In this study, the spatial pattern, source identification, and environmental risk evaluation of six trace elements (As, Cd, Cr, Cu, Pb, and Zn) in the surface soil of Huinong District, an archetypal industrial district in Northwest China, were systematically investigated. The results revealed that the study area is generally moderately contaminated, as evidenced by the NPI and PERI analyses, with the main polluted areas being the north and southwest regions.

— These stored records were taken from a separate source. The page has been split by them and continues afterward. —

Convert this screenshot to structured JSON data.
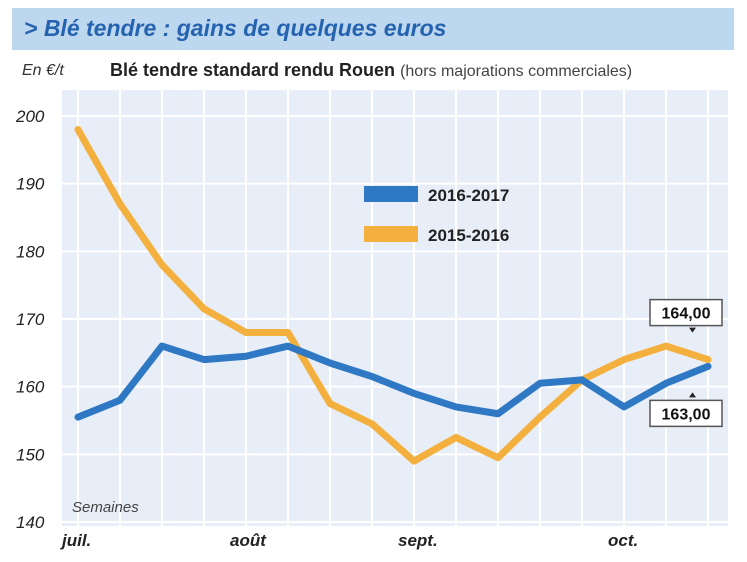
{
  "header": {
    "title": "> Blé tendre : gains de quelques euros"
  },
  "chart_meta": {
    "unit_label": "En €/t",
    "subtitle_bold": "Blé tendre standard rendu Rouen",
    "subtitle_note": "(hors majorations commerciales)",
    "xlabel": "Semaines"
  },
  "chart_data": {
    "type": "line",
    "title": "Blé tendre standard rendu Rouen (hors majorations commerciales)",
    "ylabel": "En €/t",
    "xlabel": "Semaines",
    "ylim": [
      140,
      200
    ],
    "yticks": [
      140,
      150,
      160,
      170,
      180,
      190,
      200
    ],
    "x_month_labels": [
      {
        "label": "juil.",
        "week": 0
      },
      {
        "label": "août",
        "week": 4
      },
      {
        "label": "sept.",
        "week": 8
      },
      {
        "label": "oct.",
        "week": 13
      }
    ],
    "grid": true,
    "legend_position": "center-top",
    "series": [
      {
        "name": "2016-2017",
        "color": "#2f78c4",
        "values": [
          155.5,
          158,
          166,
          164,
          164.5,
          166,
          163.5,
          161.5,
          159,
          157,
          156,
          160.5,
          161,
          157,
          160.5,
          163
        ]
      },
      {
        "name": "2015-2016",
        "color": "#f4b03e",
        "values": [
          198,
          187,
          178,
          171.5,
          168,
          168,
          157.5,
          154.5,
          149,
          152.5,
          149.5,
          155.5,
          161,
          164,
          166,
          164
        ]
      }
    ],
    "annotations": [
      {
        "text": "164,00",
        "series": "2015-2016"
      },
      {
        "text": "163,00",
        "series": "2016-2017"
      }
    ]
  }
}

Both methods showed the pollution risk order of Cd > As > Zn ≈ Cr ≈ Pb ≈ Cu. Among six metals, Cd was the most heavily polluted, and As was moderately polluted. The concentrations of Cd and As were 3.92 and 2.77 times higher than the corresponding value of class II of Chinese Soil Environmental Quality Standards (pH > 7.5). Cr, Cu, Pb, and Zn contents were lower than the standard value, among which Cr, Pb, and Zn were slightly higher than the soil background value of Ningxia. The spatial distribution of Cd and As was similar, with the hot-spot enrichment in the north and southwest of the study area; and its source was closely related to the industrial production activities in the region. Zn was mainly accumulated in the southern part of the study area; the Zn was derived from agricultural practices, such as the wide application of chemical fertilizers and pesticides. In contrast, Cr and Cu originated mainly from the natural parent soil material. Different human activities and land use had a significant impact on the enrichment and distribution of trace elements in the soil. For all trace elements except Zn, the content in the industrial land was generally higher, while the content of trace elements in forestland was lower. It should be noted that the contents of As and Cd in the water body were exceptionally high, indicating a risk of migration and accumulation to rivers and the groundwater. Therefore, effective remediation techniques, such as phytoremediation, should be properly employed for the sustainable development of the soil and groundwater, while reducing the risk of elements to the local residents.